About three-fifths of the migrants sent remittances (average amount of Tk.38397) and household heads mainly decide to utilize remittances.

  • All the estimates of food insecurity indicate that non-migrant households are more vulnerable to food insecurity. The estimates also show that the migrants at destination are significantly less food insecure than their origin counterparts.
  • Reliance on less preferred and less expensive food items and purchase of food on credit are explored as the top coping strategies of food insecurity.
  • Landholding, occupation and education of the household head, debt status, location, dependency ratio, family size and household headship are determined as predictors of household level food insecurity.
  • Perception-based estimates on change pattern of some socioeconomic indicators reveal that migration puts mixed impact with positive net impact.
  • NELM-models determine that rural-urban migration exerts significantly positive impact on food security through different dimensions.
  • The major findings covered by the review of Asian literature are corroborated by the findings of the present study.
  • Improve educational facilities for quality education in rural areas, which matches the skill needs of rural labour markets including vocational and training facilities.
  • Promote programmes to enhance more and better opportunities for employment and entrepreneurship development in rural Bangladesh to provide alternatives to distress rural-urban migration, especially for youth.
  • The Government should also invest in better labour market information systems and job information services so that youth can access to better jobs and undertake migration in a more informed manner.
  • Actions to prevent and eradicate child labour, especially its most hazardous forms, with particular attention to unaccompanied child migrants.
  • Decentralize both administrative and developmental activities to discourage the concentration of rural-urban migration to capital city in particular and other big cities in general.

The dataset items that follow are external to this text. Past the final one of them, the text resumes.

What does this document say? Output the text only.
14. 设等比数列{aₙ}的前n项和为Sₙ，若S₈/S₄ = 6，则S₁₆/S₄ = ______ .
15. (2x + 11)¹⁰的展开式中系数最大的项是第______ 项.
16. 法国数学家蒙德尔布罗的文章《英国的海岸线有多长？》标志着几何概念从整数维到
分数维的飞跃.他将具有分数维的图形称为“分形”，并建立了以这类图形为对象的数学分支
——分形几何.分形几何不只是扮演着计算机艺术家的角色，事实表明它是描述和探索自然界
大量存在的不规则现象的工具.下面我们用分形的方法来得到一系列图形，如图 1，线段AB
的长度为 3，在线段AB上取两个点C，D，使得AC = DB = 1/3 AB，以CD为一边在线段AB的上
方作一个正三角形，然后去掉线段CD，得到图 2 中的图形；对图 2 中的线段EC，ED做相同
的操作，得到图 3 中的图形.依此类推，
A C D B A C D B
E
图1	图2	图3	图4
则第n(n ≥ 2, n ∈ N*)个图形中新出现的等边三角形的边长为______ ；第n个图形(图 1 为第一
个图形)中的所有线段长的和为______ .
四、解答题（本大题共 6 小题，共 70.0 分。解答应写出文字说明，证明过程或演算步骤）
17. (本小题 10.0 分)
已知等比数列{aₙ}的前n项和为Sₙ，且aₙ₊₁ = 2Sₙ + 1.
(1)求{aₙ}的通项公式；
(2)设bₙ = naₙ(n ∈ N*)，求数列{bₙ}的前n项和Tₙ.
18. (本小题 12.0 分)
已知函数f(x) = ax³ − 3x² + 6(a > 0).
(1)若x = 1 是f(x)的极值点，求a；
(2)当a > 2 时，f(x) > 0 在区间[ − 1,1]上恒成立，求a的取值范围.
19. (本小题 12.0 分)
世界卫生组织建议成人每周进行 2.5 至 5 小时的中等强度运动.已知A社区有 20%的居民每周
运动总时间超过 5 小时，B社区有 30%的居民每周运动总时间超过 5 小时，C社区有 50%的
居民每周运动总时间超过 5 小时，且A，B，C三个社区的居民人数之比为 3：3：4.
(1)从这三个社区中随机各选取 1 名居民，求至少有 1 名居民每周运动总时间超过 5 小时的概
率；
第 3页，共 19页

  • Local government should make proper arrangements for safety and security in rural areas for a sound environment to make rural stay hassle and anxiety free to discourage rural-urban migration and encourage reverse migration.
overall message of the study
Overall Message of the Study
  • The study explores that different kinds of adversity at origin compel a stipulated section of rural population to strive for migration to urban end where different kinds of prosperity attract them.
  • Different impact determining analyses based on descriptive, perception-based and model-based estimates identify that impact of rural-urban migration is significantly positive on food security in particular and overall living condition in general.
  • The majority of the findings of the present study are found to be aligned with those extracted from the review of literature, particularly on Asian countries.
  • One final message is that since migration is a revealed preference of the migrants, it cannot be stopped; rather, the policy-makers can make policies to better manage migration flows by providing support to leverage the opportunities arising from migration and remittances.